Австралия — Terra Incognita: Когда звери еще были людьми | страница 60




Сидней Майер (1878–1934)


Джонс не только накормил путника, но и предложил переночевать в одной из пустующих комнат своего отеля. Когда Майер снял обувь, Джонс пришел в ужас от вида покрытых волдырями ног гостя и побежал за водой и бинтами. На следующее утро он проводил Майера, не взяв с него денег.

Прошло немало лет, и история эта получила продолжение. Шли годы тяжелой экономической депрессии. Сидней Майер к этому времени уже был известным бизнесменом, которому принадлежали крупные магазины. Как-то, идя по одной из центральных улиц Мельбурна, он обратил внимание на понуро стоящего пожилого человека с отрешенным взглядом. Лицо человека показалось Майеру знакомым. Обладая хорошей памятью, он тут же вспомнил. Это был Джонс, тот самый Джонс, который когда-то так сердечно отнесся к нему, полунищему иммигранту. Теперь дела Джонса шли плохо, отель был продан, а сам он с женой приехал в Мельбурн в надежде найти хоть какую-нибудь работу для пропитания. Майер остановился. «Не узнаете меня?» — спросил он. «Если бы я был знаком хоть с одним джентльменом, одетым, как вы, я бы не стоял сейчас здесь», — ответил тот. Майер повел Джонса в свой магазин, вызвал управляющего и распорядился: «Предоставить этому человеку работу на всю жизнь… Он уйдет отсюда только по собственному желанию…»

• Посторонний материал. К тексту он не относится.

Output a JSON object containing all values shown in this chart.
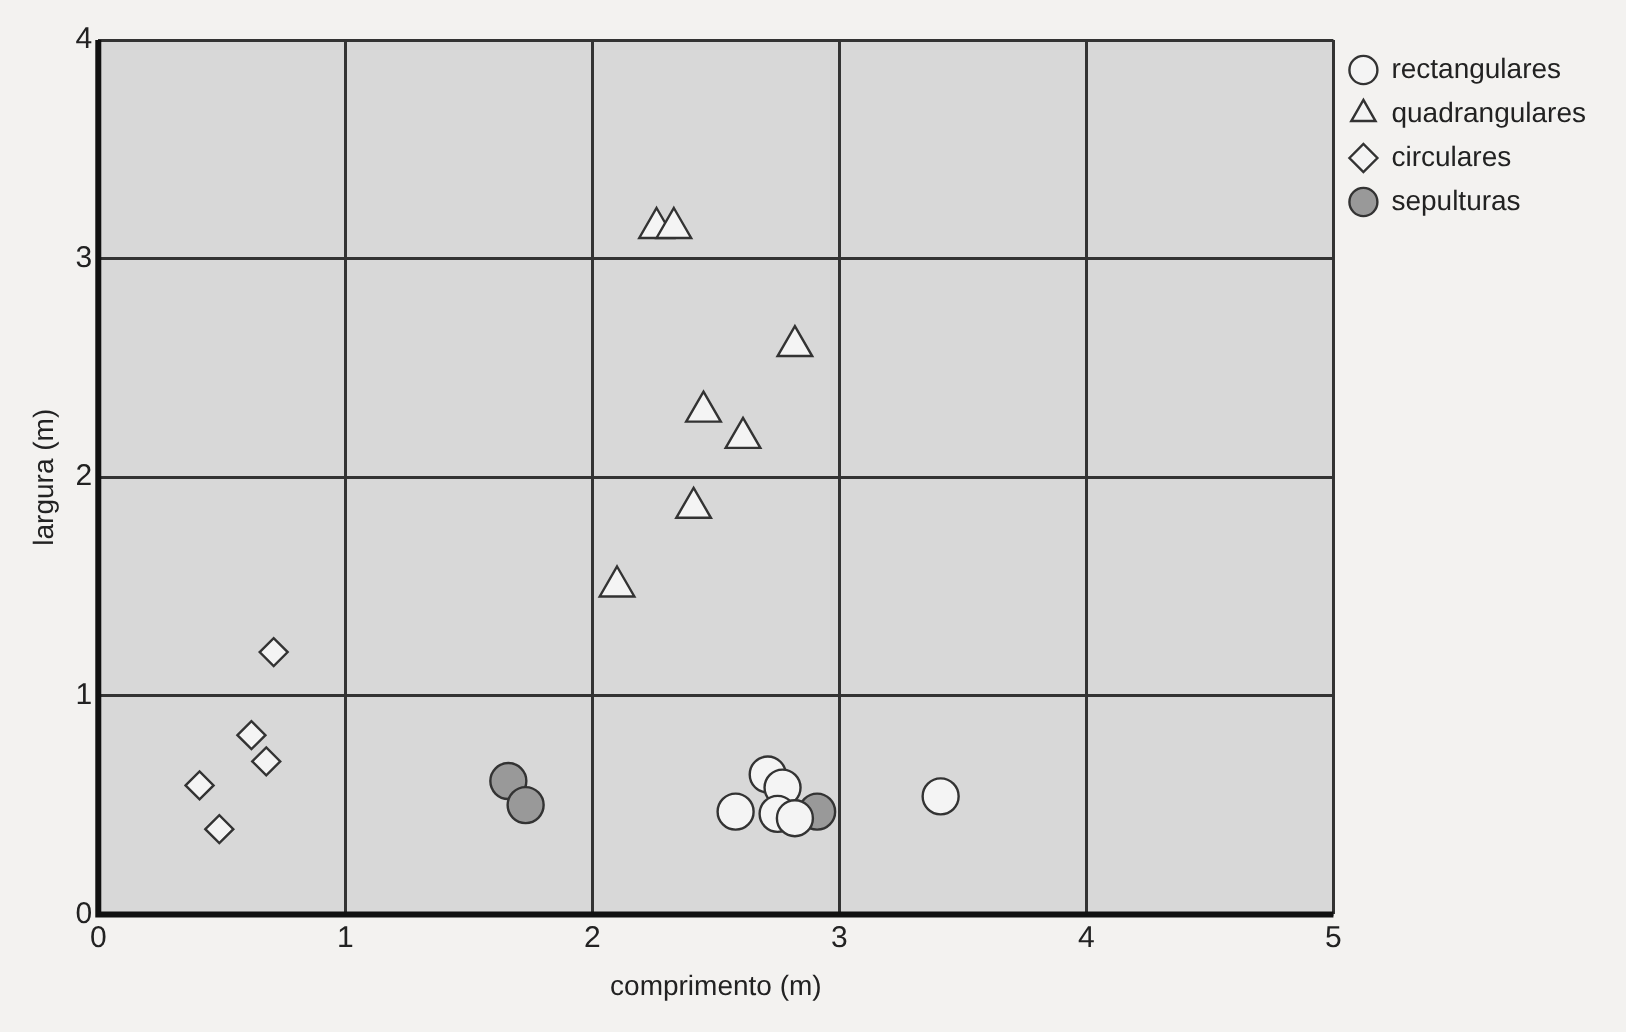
{
  "chart_data": {
    "type": "scatter",
    "xlabel": "comprimento (m)",
    "ylabel": "largura (m)",
    "xlim": [
      0,
      5
    ],
    "ylim": [
      0,
      4
    ],
    "xticks": [
      0,
      1,
      2,
      3,
      4,
      5
    ],
    "yticks": [
      0,
      1,
      2,
      3,
      4
    ],
    "grid": true,
    "legend": "top right",
    "series": [
      {
        "name": "rectangulares",
        "color": "#f4f4f4",
        "marker": "circle",
        "x": [
          2.71,
          2.77,
          2.58,
          2.75,
          2.82,
          3.41
        ],
        "values": [
          0.64,
          0.58,
          0.47,
          0.46,
          0.44,
          0.54
        ]
      },
      {
        "name": "quadrangulares",
        "color": "#f4f4f4",
        "marker": "triangle",
        "x": [
          2.26,
          2.33,
          2.82,
          2.45,
          2.61,
          2.41,
          2.1
        ],
        "values": [
          3.14,
          3.14,
          2.6,
          2.3,
          2.18,
          1.86,
          1.5
        ]
      },
      {
        "name": "circulares",
        "color": "#f4f4f4",
        "marker": "diamond",
        "x": [
          0.71,
          0.62,
          0.68,
          0.41,
          0.49
        ],
        "values": [
          1.2,
          0.82,
          0.7,
          0.59,
          0.39
        ]
      },
      {
        "name": "sepulturas",
        "color": "#999999",
        "marker": "circle",
        "x": [
          1.66,
          1.73,
          2.91
        ],
        "values": [
          0.61,
          0.5,
          0.47
        ]
      }
    ]
  }
}
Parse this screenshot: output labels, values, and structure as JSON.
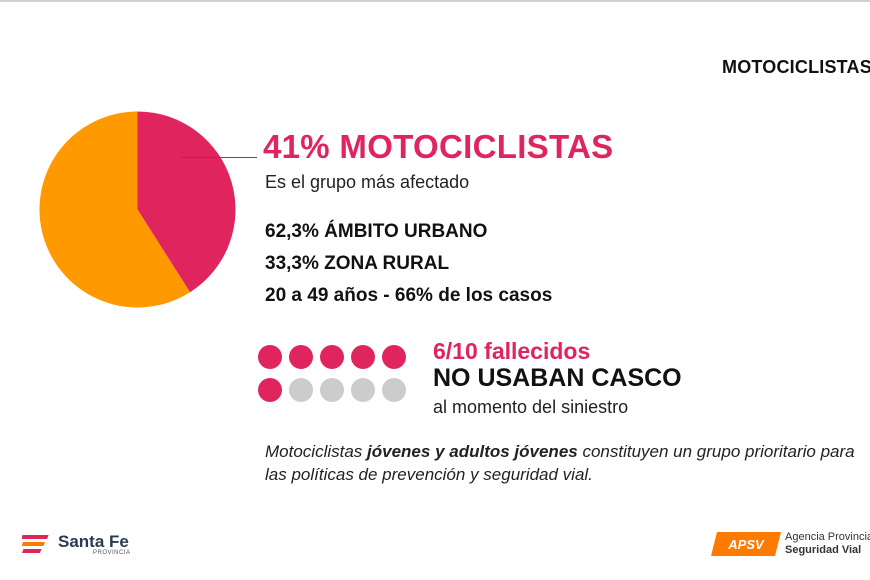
{
  "header": {
    "corner_title": "MOTOCICLISTAS"
  },
  "chart_data": {
    "type": "pie",
    "slices": [
      {
        "label": "MOTOCICLISTAS",
        "value": 41,
        "color": "#e0245e"
      },
      {
        "label": "",
        "value": 59,
        "color": "#ff9900"
      }
    ]
  },
  "headline": "41% MOTOCICLISTAS",
  "subline": "Es el grupo más afectado",
  "stats": [
    "62,3% ÁMBITO URBANO",
    "33,3% ZONA RURAL",
    "20 a 49 años - 66% de los casos"
  ],
  "helmet": {
    "filled": 6,
    "total": 10,
    "filled_color": "#e0245e",
    "empty_color": "#cccccc",
    "fallecidos": "6/10 fallecidos",
    "no_casco": "NO USABAN CASCO",
    "momento": "al momento del siniestro"
  },
  "note": {
    "part1": "Motociclistas ",
    "bold": "jóvenes y adultos jóvenes",
    "part2": " constituyen un grupo prioritario para las políticas de prevención y seguridad vial."
  },
  "footer": {
    "santafe_name": "Santa Fe",
    "santafe_sub": "PROVINCIA",
    "apsv_badge": "APSV",
    "apsv_line1": "Agencia Provincial",
    "apsv_line2": "Seguridad Vial"
  }
}
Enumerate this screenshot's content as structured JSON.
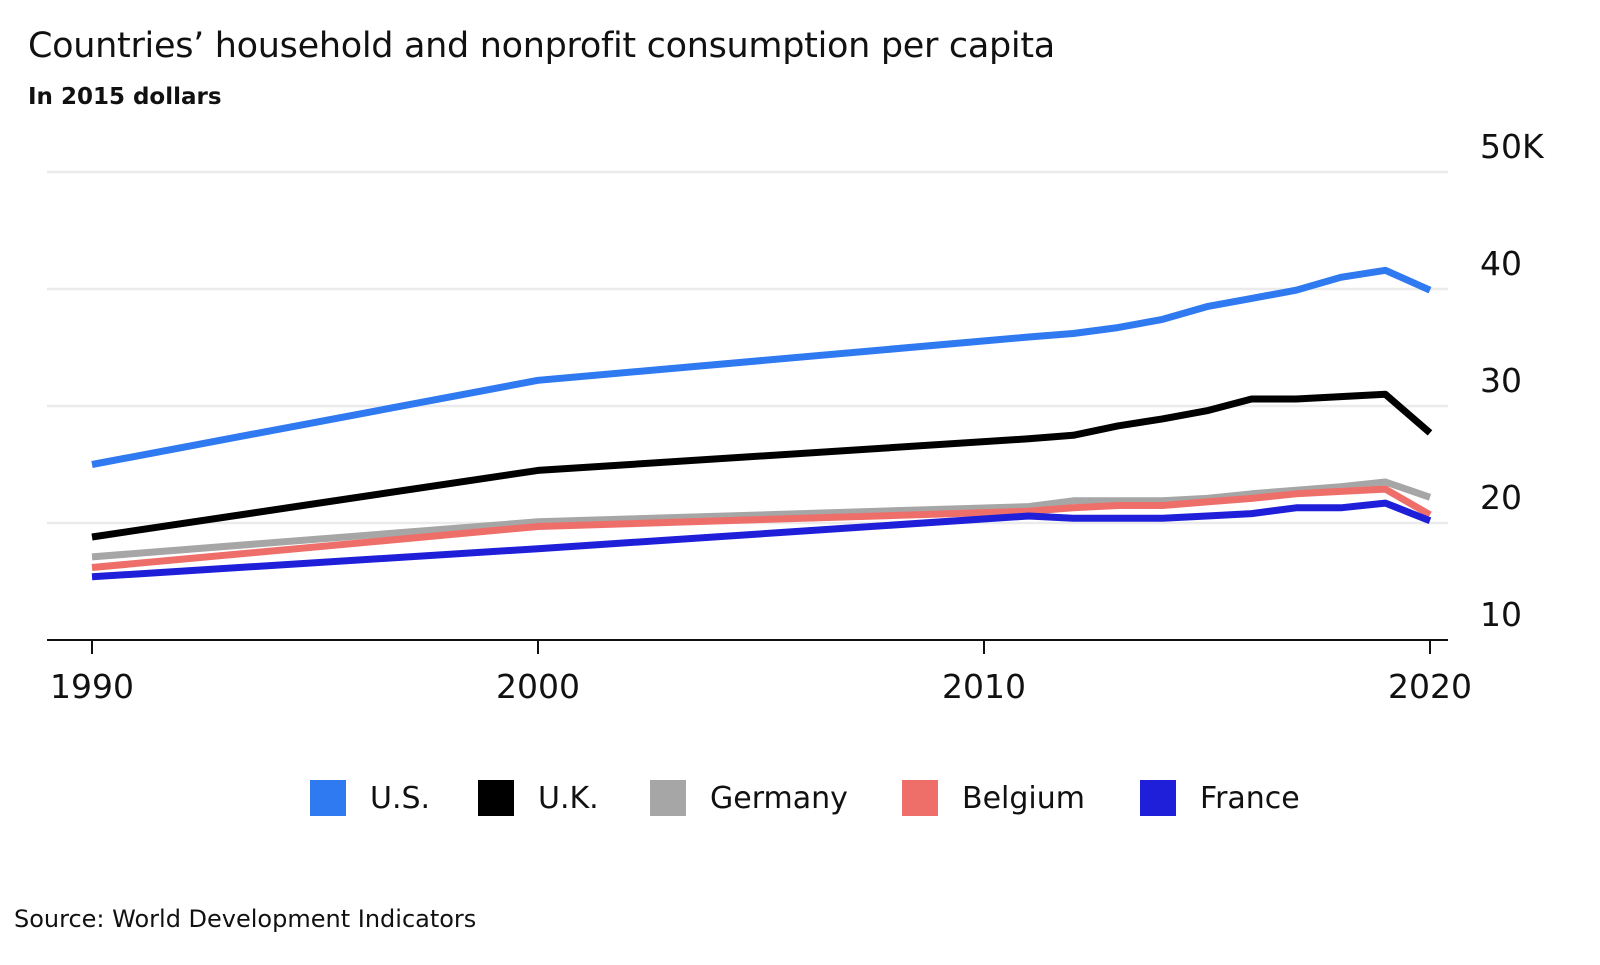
{
  "chart_data": {
    "type": "line",
    "title": "Countries’ household and nonprofit consumption per capita",
    "subtitle": "In 2015 dollars",
    "xlabel": "",
    "ylabel": "",
    "xlim": [
      1990,
      2020
    ],
    "ylim": [
      10,
      50
    ],
    "x_ticks": [
      "1990",
      "2000",
      "2010",
      "2020"
    ],
    "y_ticks": [
      "50K",
      "40",
      "30",
      "20",
      "10"
    ],
    "y_tick_values": [
      50,
      40,
      30,
      20,
      10
    ],
    "grid": "horizontal",
    "legend_position": "bottom",
    "x": [
      1990,
      2000,
      2011,
      2012,
      2013,
      2014,
      2015,
      2016,
      2017,
      2018,
      2019,
      2020
    ],
    "series": [
      {
        "name": "U.S.",
        "color": "#2f7af0",
        "values": [
          25.0,
          32.2,
          35.9,
          36.2,
          36.7,
          37.4,
          38.5,
          39.2,
          39.9,
          41.0,
          41.6,
          39.9
        ]
      },
      {
        "name": "U.K.",
        "color": "#000000",
        "values": [
          18.8,
          24.5,
          27.2,
          27.5,
          28.3,
          28.9,
          29.6,
          30.6,
          30.6,
          30.8,
          31.0,
          27.7
        ]
      },
      {
        "name": "Germany",
        "color": "#a6a6a6",
        "values": [
          17.1,
          20.1,
          21.4,
          21.9,
          21.9,
          21.9,
          22.1,
          22.5,
          22.8,
          23.1,
          23.5,
          22.2
        ]
      },
      {
        "name": "Belgium",
        "color": "#ee6f6a",
        "values": [
          16.2,
          19.7,
          21.0,
          21.3,
          21.5,
          21.5,
          21.8,
          22.1,
          22.5,
          22.7,
          22.9,
          20.7
        ]
      },
      {
        "name": "France",
        "color": "#1f1fd9",
        "values": [
          15.4,
          17.8,
          20.6,
          20.4,
          20.4,
          20.4,
          20.6,
          20.8,
          21.3,
          21.3,
          21.7,
          20.2
        ]
      }
    ]
  },
  "legend": [
    {
      "label": "U.S.",
      "color": "#2f7af0"
    },
    {
      "label": "U.K.",
      "color": "#000000"
    },
    {
      "label": "Germany",
      "color": "#a6a6a6"
    },
    {
      "label": "Belgium",
      "color": "#ee6f6a"
    },
    {
      "label": "France",
      "color": "#1f1fd9"
    }
  ],
  "source": "Source:  World Development Indicators"
}
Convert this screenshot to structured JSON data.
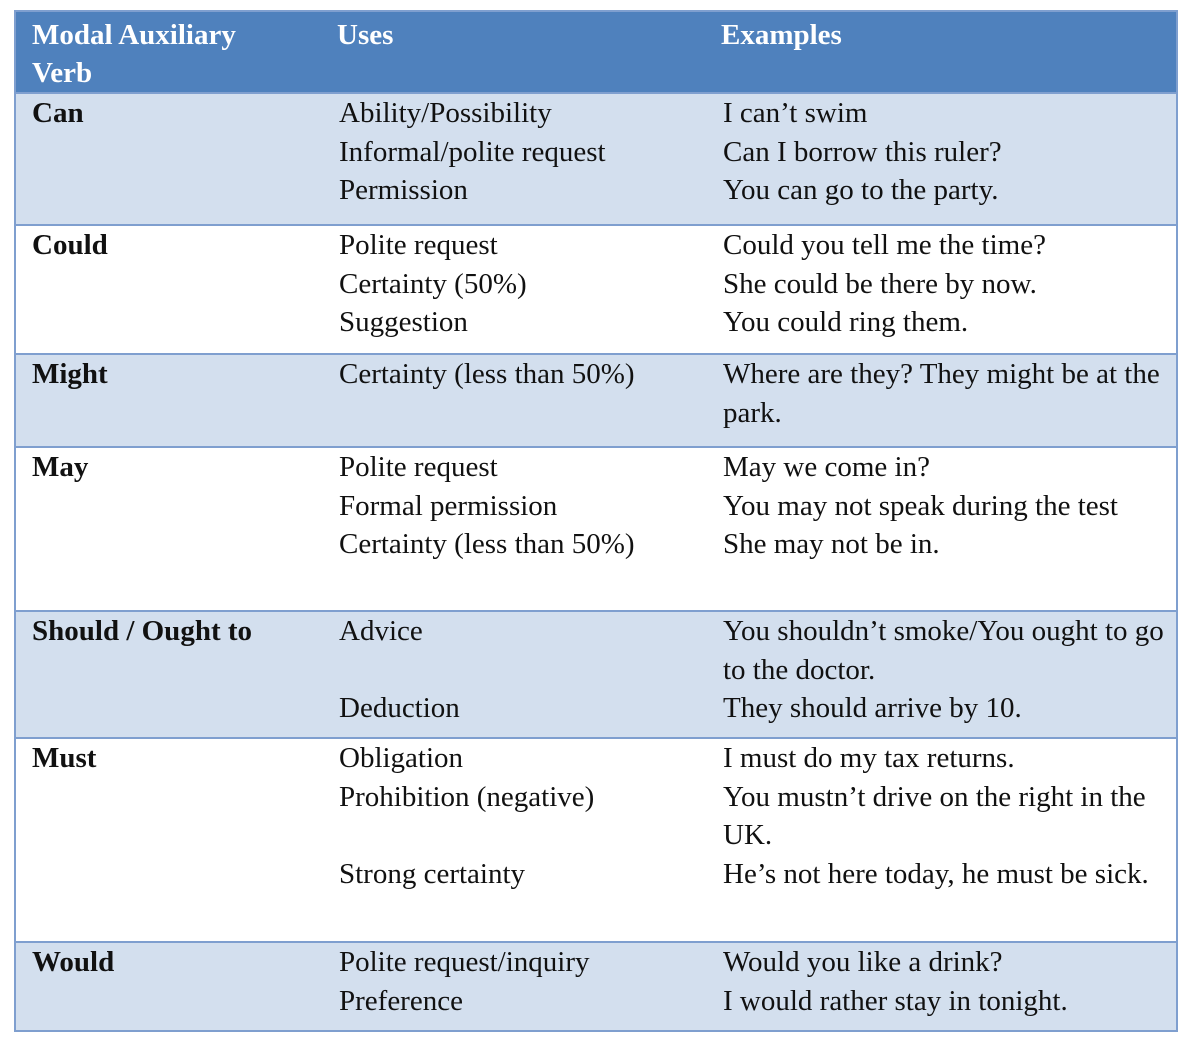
{
  "table": {
    "headers": [
      "Modal Auxiliary Verb",
      "Uses",
      "Examples"
    ],
    "header_parts": {
      "verb_line1": "Modal Auxiliary",
      "verb_line2": "Verb",
      "uses": "Uses",
      "examples": "Examples"
    },
    "rows": [
      {
        "verb": "Can",
        "uses": [
          "Ability/Possibility",
          "Informal/polite request",
          "Permission"
        ],
        "examples": [
          "I can’t swim",
          "Can I borrow this ruler?",
          "You can go to the party."
        ]
      },
      {
        "verb": "Could",
        "uses": [
          "Polite request",
          "Certainty (50%)",
          "Suggestion"
        ],
        "examples": [
          "Could you tell me the time?",
          "She could be there by now.",
          "You could ring them."
        ]
      },
      {
        "verb": "Might",
        "uses": [
          "Certainty (less than 50%)"
        ],
        "examples": [
          "Where are they? They might be at the park."
        ]
      },
      {
        "verb": "May",
        "uses": [
          "Polite request",
          "Formal permission",
          "Certainty (less than 50%)"
        ],
        "examples": [
          "May we come in?",
          "You may not speak during the test",
          "She may not be in."
        ]
      },
      {
        "verb": "Should / Ought to",
        "uses": [
          "Advice",
          "",
          "Deduction"
        ],
        "examples": [
          "You shouldn’t smoke/You ought to go to the doctor.",
          "They should arrive by 10."
        ]
      },
      {
        "verb": "Must",
        "uses": [
          "Obligation",
          "Prohibition (negative)",
          "",
          "Strong certainty"
        ],
        "examples": [
          "I must do my tax returns.",
          "You mustn’t drive on the right in the UK.",
          "He’s not here today, he must be sick."
        ]
      },
      {
        "verb": "Would",
        "uses": [
          "Polite request/inquiry",
          "Preference"
        ],
        "examples": [
          "Would you like a drink?",
          "I would rather stay in tonight."
        ]
      }
    ]
  },
  "colors": {
    "header_bg": "#4f81bd",
    "header_text": "#ffffff",
    "shaded_row_bg": "#d3dfee",
    "plain_row_bg": "#ffffff",
    "border": "#7f9fcf"
  }
}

Возможно, что время и человеческая память привнесли в эту историю определенную долю фольклора и сентиментальности, но образ героя от этого не меняется — он был отзывчивым человеком и помнил добро…

Вернемся, однако, к хронологии событий. Бендиго — где братья арендовали помещение и начали свое дело, был полу-сельским австралийским городком. Торговые дела у Сиднея шли неплохо, но в глубине души он часто ощущал гнетущее одиночество. Он живет в Австралии уже четыре года, но не до конца понимает эту страну. Демократия, свобода слова, терпимость… Эмигранту из России, пережившему погромы и человеческое унижение, все это кажется не совсем реальным.

Загадочно устроена человеческая память: плохое она старается забыть, хорошее — сохранить. Как позднее вспоминала дочь Майера, отец любил петь русские народные песни. В детстве она часто слышала от него «Дубинушку» — песню волжских бурлаков. Вообще, надо сказать, что Майер никогда не забывал о своем происхождении, и любой приехавший русский находил у него поддержку[24].

Будучи с детства оторванным от земли (в России в то время евреи не имели права владеть землей), он, в отличие от австралийцев, не чувствует себя уютно в полусельском городке на природе. Его стихией был большой город, а призванием — бизнес. В такие минуты он впадал в глубокую депрессию.